I am reading "Deep Learning" by Ian Goodfellow. At page 86, the author explains how to use the Hessian to evaluate whether a point of a multivariate function is a maximum or a minimum

At a critical point, where $ \nabla_x f(x)=0 $, we can examine the
eigenvalues of the Hessian to determine whether the critical point is
a local maximum, local minimum or saddle point. When the Hessian is
positive definite (all its eigenvalues are positive), the point is a
local minimum. […] Likewise when the Hessian is negative (all its
eigenvalues are negative), the point is a local maximum.
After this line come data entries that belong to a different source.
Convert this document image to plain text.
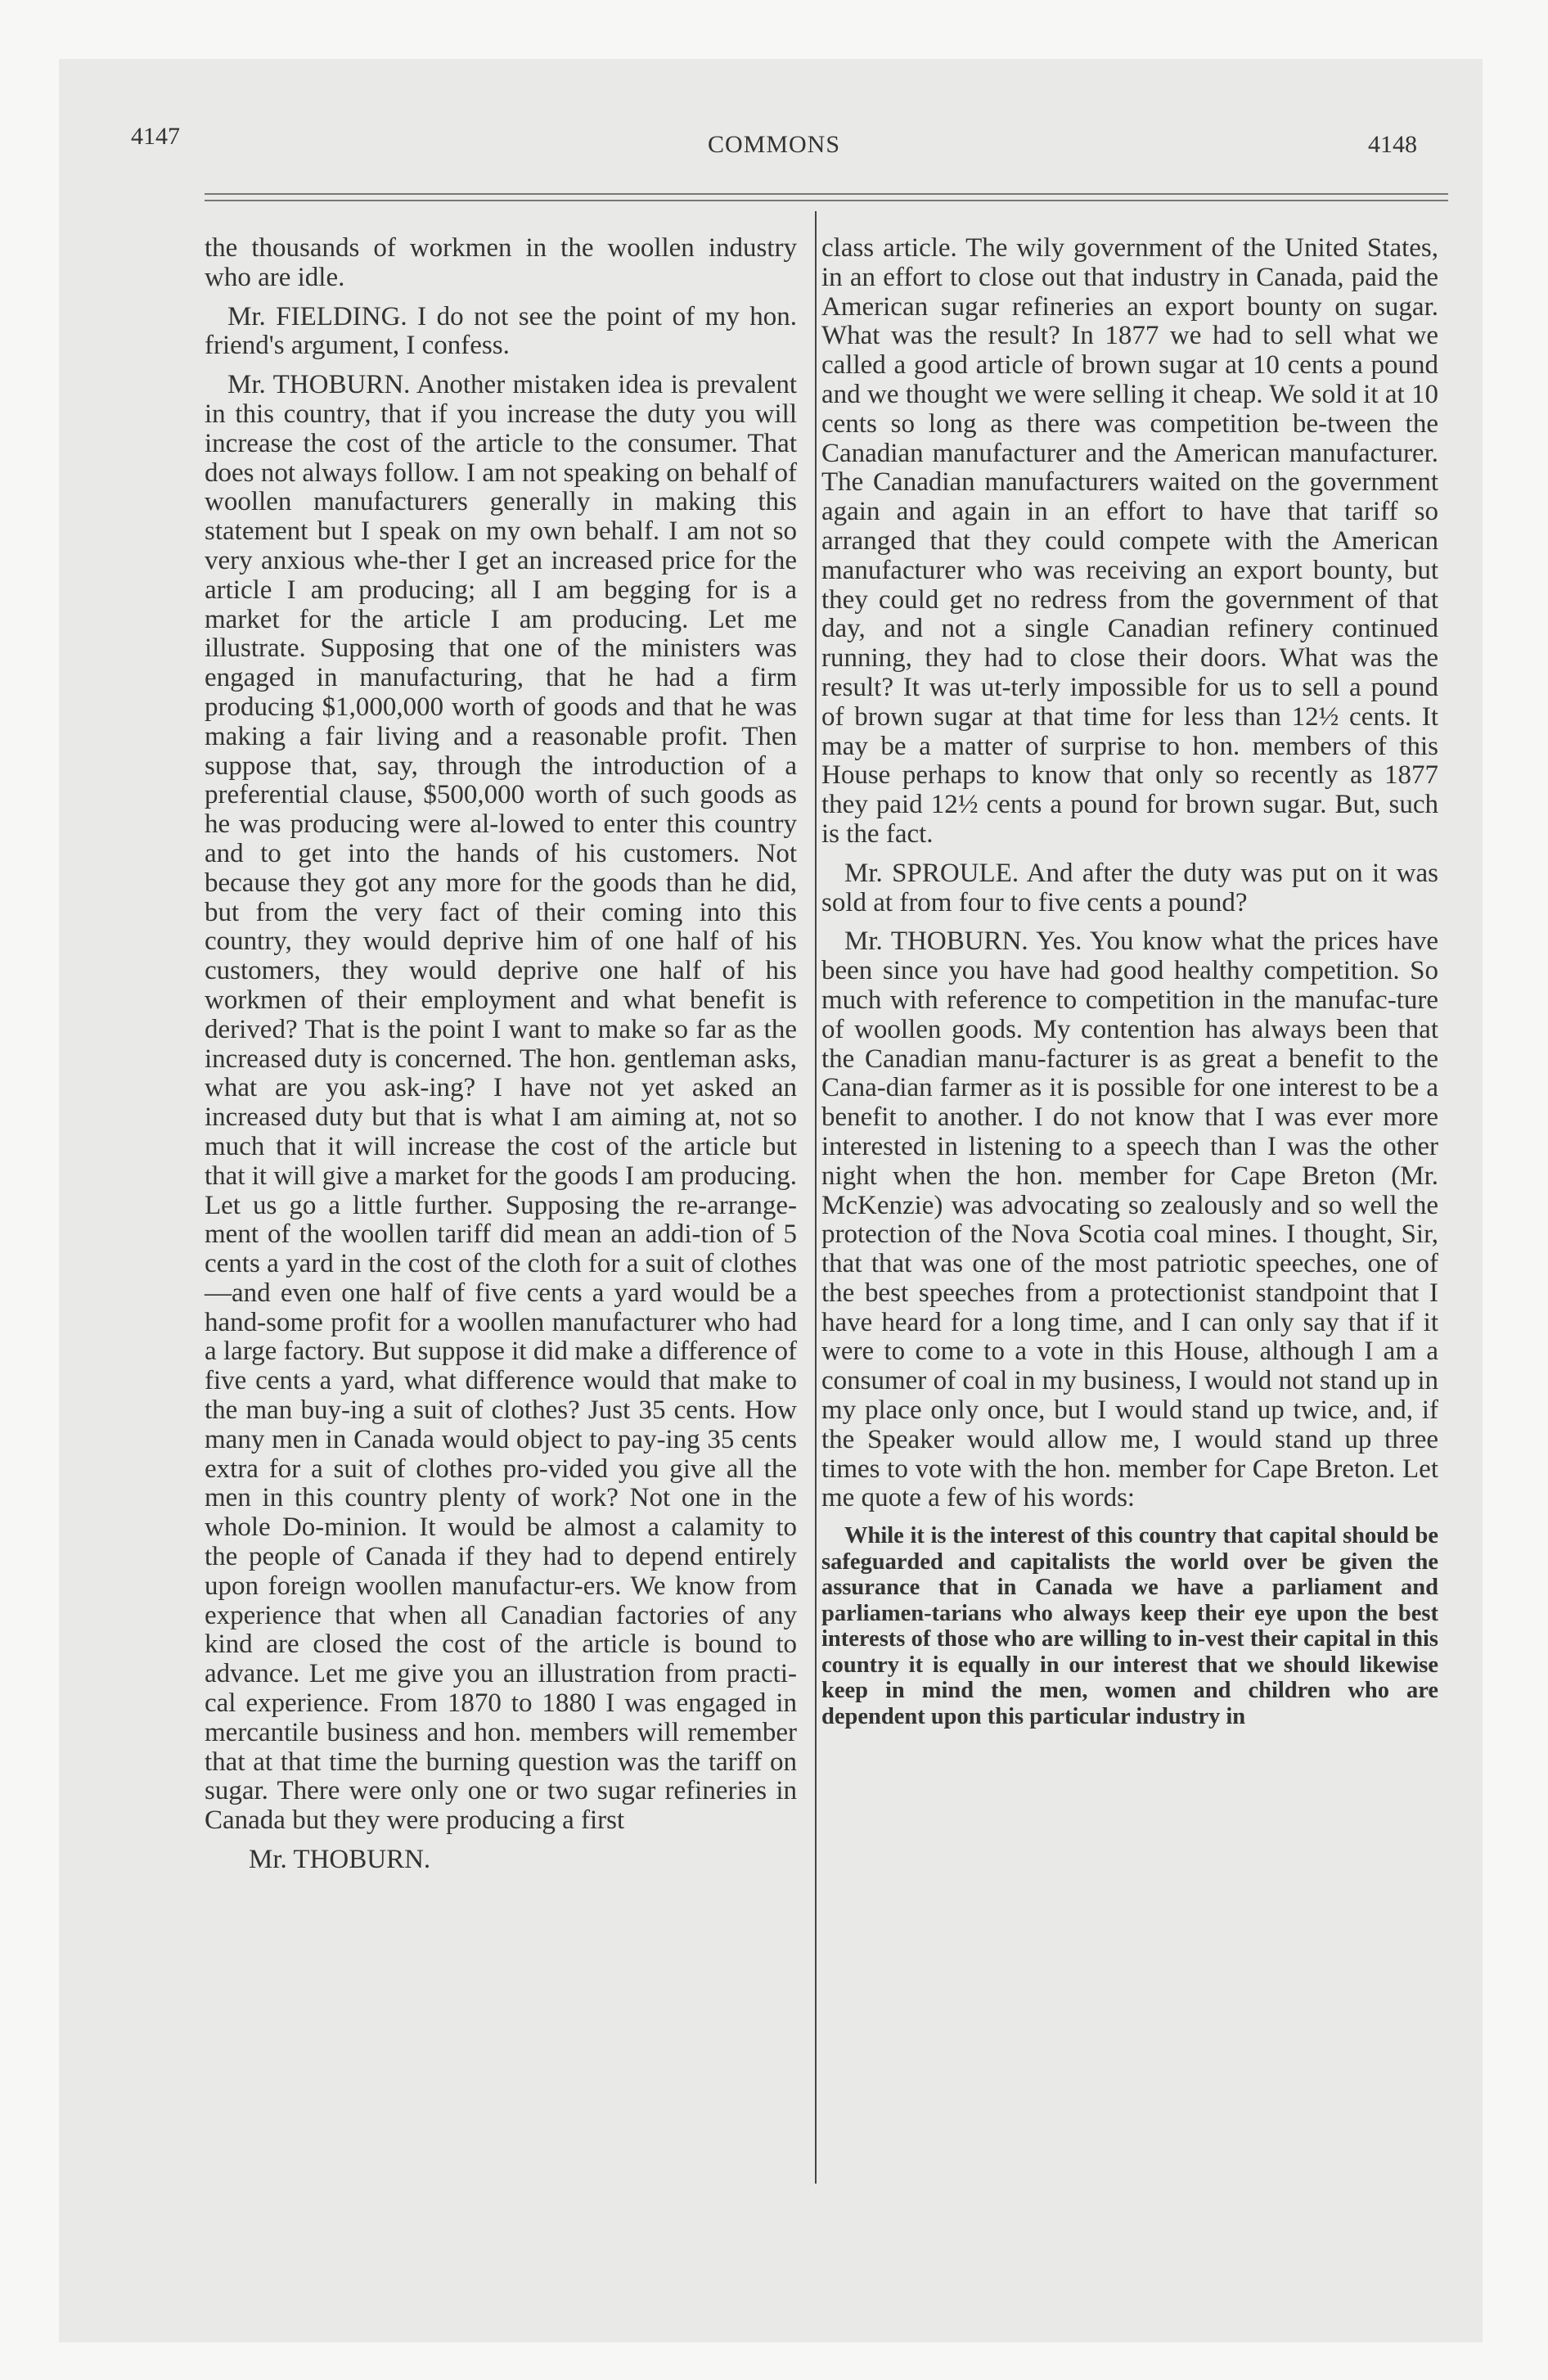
4147	COMMONS	4148

the thousands of workmen in the woollen industry who are idle.

Mr. FIELDING. I do not see the point of my hon. friend's argument, I confess.

Mr. THOBURN. Another mistaken idea is prevalent in this country, that if you increase the duty you will increase the cost of the article to the consumer. That does not always follow. I am not speaking on behalf of woollen manufacturers generally in making this statement but I speak on my own behalf. I am not so very anxious whe-ther I get an increased price for the article I am producing; all I am begging for is a market for the article I am producing. Let me illustrate. Supposing that one of the ministers was engaged in manufacturing, that he had a firm producing $1,000,000 worth of goods and that he was making a fair living and a reasonable profit. Then suppose that, say, through the introduction of a preferential clause, $500,000 worth of such goods as he was producing were al-lowed to enter this country and to get into the hands of his customers. Not because they got any more for the goods than he did, but from the very fact of their coming into this country, they would deprive him of one half of his customers, they would deprive one half of his workmen of their employment and what benefit is derived? That is the point I want to make so far as the increased duty is concerned. The hon. gentleman asks, what are you ask-ing? I have not yet asked an increased duty but that is what I am aiming at, not so much that it will increase the cost of the article but that it will give a market for the goods I am producing. Let us go a little further. Supposing the re-arrange-ment of the woollen tariff did mean an addi-tion of 5 cents a yard in the cost of the cloth for a suit of clothes—and even one half of five cents a yard would be a hand-some profit for a woollen manufacturer who had a large factory. But suppose it did make a difference of five cents a yard, what difference would that make to the man buy-ing a suit of clothes? Just 35 cents. How many men in Canada would object to pay-ing 35 cents extra for a suit of clothes pro-vided you give all the men in this country plenty of work? Not one in the whole Do-minion. It would be almost a calamity to the people of Canada if they had to depend entirely upon foreign woollen manufactur-ers. We know from experience that when all Canadian factories of any kind are closed the cost of the article is bound to advance. Let me give you an illustration from practi-cal experience. From 1870 to 1880 I was engaged in mercantile business and hon. members will remember that at that time the burning question was the tariff on sugar. There were only one or two sugar refineries in Canada but they were producing a first

Mr. THOBURN.

class article. The wily government of the United States, in an effort to close out that industry in Canada, paid the American sugar refineries an export bounty on sugar. What was the result? In 1877 we had to sell what we called a good article of brown sugar at 10 cents a pound and we thought we were selling it cheap. We sold it at 10 cents so long as there was competition be-tween the Canadian manufacturer and the American manufacturer. The Canadian manufacturers waited on the government again and again in an effort to have that tariff so arranged that they could compete with the American manufacturer who was receiving an export bounty, but they could get no redress from the government of that day, and not a single Canadian refinery continued running, they had to close their doors. What was the result? It was ut-terly impossible for us to sell a pound of brown sugar at that time for less than 12½ cents. It may be a matter of surprise to hon. members of this House perhaps to know that only so recently as 1877 they paid 12½ cents a pound for brown sugar. But, such is the fact.

Mr. SPROULE. And after the duty was put on it was sold at from four to five cents a pound?

Mr. THOBURN. Yes. You know what the prices have been since you have had good healthy competition. So much with reference to competition in the manufac-ture of woollen goods. My contention has always been that the Canadian manu-facturer is as great a benefit to the Cana-dian farmer as it is possible for one interest to be a benefit to another. I do not know that I was ever more interested in listening to a speech than I was the other night when the hon. member for Cape Breton (Mr. McKenzie) was advocating so zealously and so well the protection of the Nova Scotia coal mines. I thought, Sir, that that was one of the most patriotic speeches, one of the best speeches from a protectionist standpoint that I have heard for a long time, and I can only say that if it were to come to a vote in this House, although I am a consumer of coal in my business, I would not stand up in my place only once, but I would stand up twice, and, if the Speaker would allow me, I would stand up three times to vote with the hon. member for Cape Breton. Let me quote a few of his words:

While it is the interest of this country that capital should be safeguarded and capitalists the world over be given the assurance that in Canada we have a parliament and parliamen-tarians who always keep their eye upon the best interests of those who are willing to in-vest their capital in this country it is equally in our interest that we should likewise keep in mind the men, women and children who are dependent upon this particular industry in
In multiple
dimensions, it is actually possible to find positive evidence of
saddle points in some cases. When at least one eigenvalue is positive
and at least one eigenvalue is negative, we know that $x$ is a local
maximum on one cross section of $f$ but a local minimum on another
cross-section. […] The test is inconclusive whenever all the nonzero
eigenvalues have the same sign but at least one eigenvalue is zero.
This is because the univariate second derivative test is inconclusive
in the cross section corresponding to the zero eigenvalue

So far so good. At page 89 it talks about convex optimization, and says that:

Convex functions – functions for which the Hessian is positive
semi-definite everywhere [..] are well-behaved because they lack
saddle points

But if the Hessian is positive-semidefinite, it means that some eigenvalues may be zero, while the others are positive. I thought that "whenever all the nonzero
eigenvalues have the same sign but at least one eigenvalue is zero" the test was inconclusive. So why does it says that they surely lack saddle points?

Best Answer

One property of a differentiable convex function $f:\mathbb R^n \to \mathbb R$ is that if $a \in \mathbb R^n$ then $$ f(x) \geq f(a) + \langle \nabla f(a), x-a\rangle $$ for all $x \in \mathbb R^n$. It follows that if $\nabla f(a) = 0$ then $a$ is a global minimizer of $f$.